The Ambrose Recreation and Park History
The Ambrose Recreation and Park District was formed in 1946 under the Public Resources Code of the State of California, Section 5780. At the time the district was formed it included only one park site, Ambrose Park, located south of Highway 4 off Bailey Road. Since 1946 the park district has acquired and developed three additional parks, Anuta Park on Willow Pass Road at Solano Avenue; and a mini park on Alves Lane. We also acquired and renovated the Ambrose Elementary School which is now the Ambrose Community Center on Willow Pass Road.
The Ambrose Elementary School, which now serves as the Ambrose Community Center, was built by the Mt. Diablo Unified School District in 1935. It subsequently was closed by the school district at the end of the school year 1973. The Ambrose Recreation and Park District began negotiations with the school district in 1977 to acquire the building for renovation and use as a community center to provide recreational services to the community of Bay Point. There was some discussion of a facility lease agreement, however, the district prevailed in negotiations to purchase the school in April 1978. The park district then applied for and was successful in acquiring both Community Development Block Grant funds through Contra Costa County and Roberti-Zberg Grant funds through the State of California for the purchase and necessary renovations to transform a dilapidated, abandoned building into a beautiful Ambrose Community Center. As well as serving as the district offices, the Community Center currently offers a senior citizen nutrition site with lounge area, Contra Costa County Service Integration Team offices, indoor recreational facilities (The Ambrose Computer Lab, weight room, class rooms, auditorium with stage, etc.), conference room, kitchen, dining room and auditorium available for rental. Outdoor facilities include two baseball fields, 6 basketball courts and mini park. Since 1979 we have happily grown and we now believe we are in need of additional space.
In November 1979 the park district moved it's offices from Ambrose Park to the newly renovated Ambrose Recreation Center.
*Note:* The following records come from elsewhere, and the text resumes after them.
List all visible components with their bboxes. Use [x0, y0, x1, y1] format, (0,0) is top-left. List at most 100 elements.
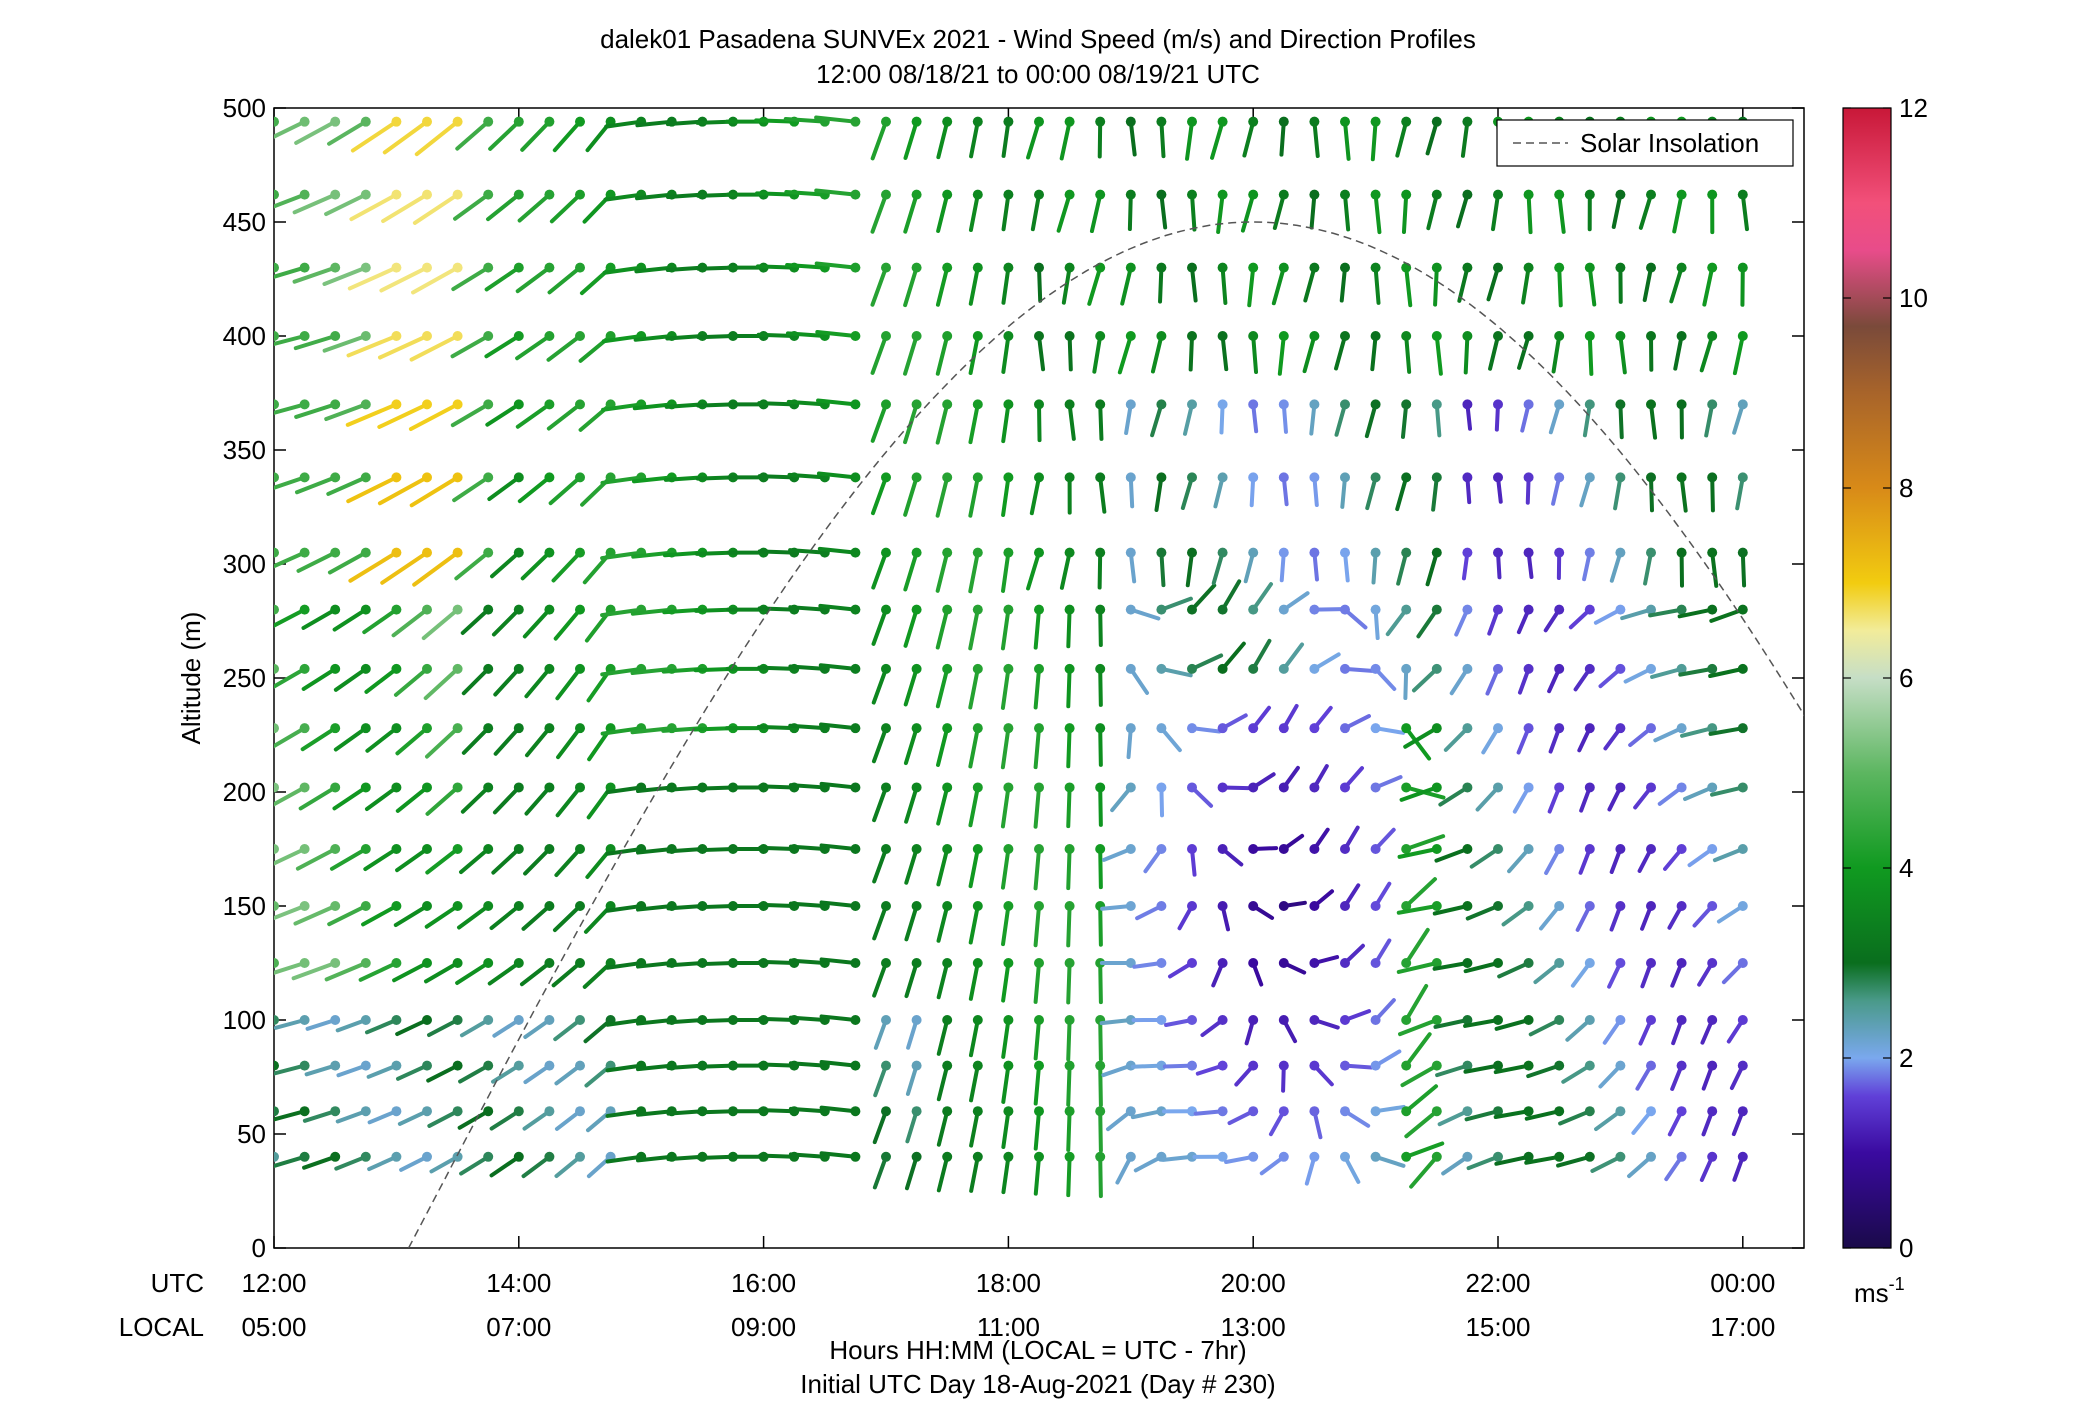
wind-barb	[1648, 604, 1687, 618]
wind-barb-shaft	[380, 550, 429, 585]
wind-barb	[1404, 1106, 1442, 1139]
wind-barb-shaft	[1098, 1063, 1103, 1108]
wind-barb-head	[1523, 782, 1534, 793]
wind-barb	[1602, 1015, 1626, 1045]
wind-barb	[1401, 1032, 1432, 1071]
wind-barb-head	[1615, 958, 1626, 968]
wind-barb	[1101, 844, 1136, 862]
wind-barb-head	[1003, 604, 1014, 615]
wind-barb	[904, 958, 922, 999]
wind-barb-head	[1584, 331, 1595, 341]
wind-barb	[452, 472, 494, 503]
wind-barb-shaft	[1425, 119, 1439, 156]
wind-barb-head	[1340, 189, 1350, 200]
wind-barb	[1669, 262, 1687, 304]
wind-barb-head	[1493, 547, 1503, 558]
wind-barb	[936, 189, 953, 233]
wind-barb-shaft	[1001, 402, 1011, 444]
wind-barb-head	[1217, 547, 1228, 558]
wind-barb-head	[850, 723, 861, 734]
wind-barb-head	[1064, 116, 1075, 127]
wind-barb-head	[850, 472, 861, 483]
wind-barb	[968, 331, 983, 376]
wind-barb-head	[299, 399, 310, 410]
wind-barb-head	[1125, 723, 1136, 734]
wind-barb	[1475, 782, 1503, 812]
wind-barb-head	[1278, 1015, 1289, 1025]
wind-barb-shaft	[1475, 785, 1500, 812]
wind-barb-head	[1340, 547, 1350, 558]
wind-barb	[378, 331, 432, 360]
wind-barb-shaft	[819, 781, 858, 790]
wind-barb-head	[1401, 399, 1412, 410]
wind-barb	[1095, 663, 1106, 707]
wind-barb-shaft	[1001, 119, 1011, 158]
wind-barb-shaft	[697, 1018, 735, 1024]
wind-barb-shaft	[461, 666, 491, 696]
wind-barb	[333, 723, 371, 752]
wind-barb-head	[1401, 1151, 1412, 1162]
wind-barb	[1431, 331, 1443, 376]
wind-barb	[1095, 116, 1106, 159]
wind-barb-shaft	[547, 265, 582, 295]
wind-barb	[324, 189, 371, 217]
wind-barb	[1115, 1151, 1136, 1185]
wind-barb-shaft	[485, 402, 521, 427]
wind-barb-shaft	[870, 192, 888, 234]
wind-barb-head	[1340, 958, 1350, 968]
wind-barb-head	[1248, 262, 1259, 273]
wind-barb-head	[1462, 723, 1473, 734]
wind-barb	[1370, 998, 1396, 1025]
wind-barb-head	[911, 399, 922, 410]
wind-barb-head	[942, 782, 953, 793]
wind-barb-head	[544, 399, 555, 410]
wind-barb-head	[911, 663, 922, 674]
wind-barb	[1193, 1106, 1228, 1117]
wind-barb-head	[1523, 663, 1534, 674]
wind-barb-shaft	[393, 666, 429, 697]
wind-barb	[322, 262, 371, 286]
wind-barb-head	[942, 547, 953, 558]
wind-barb-head	[1523, 958, 1534, 968]
wind-barb	[1708, 723, 1748, 736]
wind-barb	[1365, 472, 1381, 511]
wind-barb	[1721, 958, 1748, 985]
wind-barb-head	[274, 262, 279, 273]
wind-barb-head	[1646, 1106, 1656, 1117]
wind-barb-shaft	[1411, 666, 1439, 693]
wind-barb	[1210, 116, 1228, 160]
wind-barb-head	[911, 116, 922, 127]
wind-barb	[367, 1106, 402, 1125]
wind-barb-head	[1340, 1151, 1350, 1162]
wind-barb	[1154, 472, 1167, 512]
wind-barb-head	[1064, 262, 1075, 273]
wind-barb	[424, 958, 463, 984]
wind-barb-shaft	[605, 785, 644, 795]
wind-barb	[301, 604, 341, 630]
wind-barb	[455, 116, 494, 151]
wind-barb-head	[274, 399, 279, 410]
wind-barb-head	[1676, 189, 1687, 200]
wind-barb	[295, 844, 341, 871]
wind-barb	[1248, 772, 1276, 793]
wind-barb-shaft	[903, 475, 919, 517]
wind-barb-head	[360, 399, 371, 410]
wind-barb-shaft	[1098, 847, 1103, 890]
wind-barb-shaft	[935, 334, 950, 376]
wind-barb-head	[575, 1151, 585, 1162]
wind-barb-head	[1462, 1106, 1473, 1117]
wind-barb-shaft	[903, 726, 919, 766]
wind-barb-shaft	[1190, 583, 1217, 612]
wind-barb-head	[1064, 472, 1075, 483]
wind-barb-head	[1370, 547, 1381, 558]
x-tick-label-local: 15:00	[1465, 1312, 1530, 1342]
wind-barb-shaft	[666, 1109, 705, 1116]
wind-barb-head	[1217, 1015, 1228, 1025]
wind-barb-head	[1309, 399, 1320, 410]
wind-barb	[1309, 889, 1335, 911]
wind-barb-shaft	[414, 119, 460, 157]
wind-barb-shaft	[364, 666, 399, 694]
wind-barb-head	[483, 547, 494, 558]
wind-barb	[1401, 723, 1432, 761]
wind-barb-head	[1615, 399, 1626, 410]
Since that time this center has served as the hub of the community, serving as the meeting site of various local organizations, the Bay Point Municipal Advisory Council, Bay Point Traffic Advisory Committee, Boy Scouts of America (although none are now meeting here), West Pittsburg Area Foundation, and local 4-H clubs, to name a few. The community center has also been widely used for local public forum meetings by county, state and federal agencies, political representatives and the private sector.
Recreation and Park Districts
Since 1958, with the inclusion of the general provisions governing Recreation and Park Districts in Public Resource Code section 5600-5780 et seq. (and more particularly Section 5782.2 of said Code), Recreation and Park Districts throughout California have been authorized to organize, promote and conduct public recreation programs and to acquire, construct and operate recreation facilities.
Local Government Accountability
Recreation and Park Districts provide recreational opportunities as a local government function within a specific boundary. They range in size from small to very large and often cross with other county borders to serve the recreational needs of a community. Recreation And Park Districts provide services at the highest levels of accountability and responsibility to the public. These districts are proud of the high degree of customer satisfaction. There can be no doubt they contribute greatly to their community's quality if life.
Recreation and park Districts, as local service providers, empowered to participate in a wide variety of community endeavors, frequently engage in partnerships with government units, care groups and private sectors to enhance service delivery to their constituents. Such relationships take the form of mutual aid pacts for emergency response, exercise of joint powers agreement, and personnel resources. Typically, city, county and school districts join with recreation and park district to maximize local government resources to effectively and efficiently meet community needs.
Public Resources Code Section 5780.2, Governing Body, District Board defined. Recreation and Park District are governed by boards of directors, elected or appointed for fixed terms, and therefore, directly accountable to the public. Boards are subject to the Brown Act and related public governing agencies. Directors are members of the communities they serve. They are continually interacting within the framework of community agencies and activities.Funding
Funding for Recreation and Park districts comes from the following sources: property taxes (a percentage of the "one percent" property tax); program fees and charges; assessment districts; local, state and federal grants; and foundation donations. As in any form of local government, recreation programs have increased dramatically in recent years, although Recreation and Park Districts have consistently shown the slowest rate of spending growth among local government. Districts are independently audited yearly and are subject to state and public scrutiny (as any form of government).
Statement of Focus
The mission of a California Recreation and Park District is to provide recreation and park services through planning, organizing and conducting a wide variety of recreation programs and community services for all ages; and to acquire, develop, maintain, protect and interpret parks, landscape areas and recreation trails, as well as the natural and cultural resources, historic resources and open spaces within the district for the well being of all its constituents.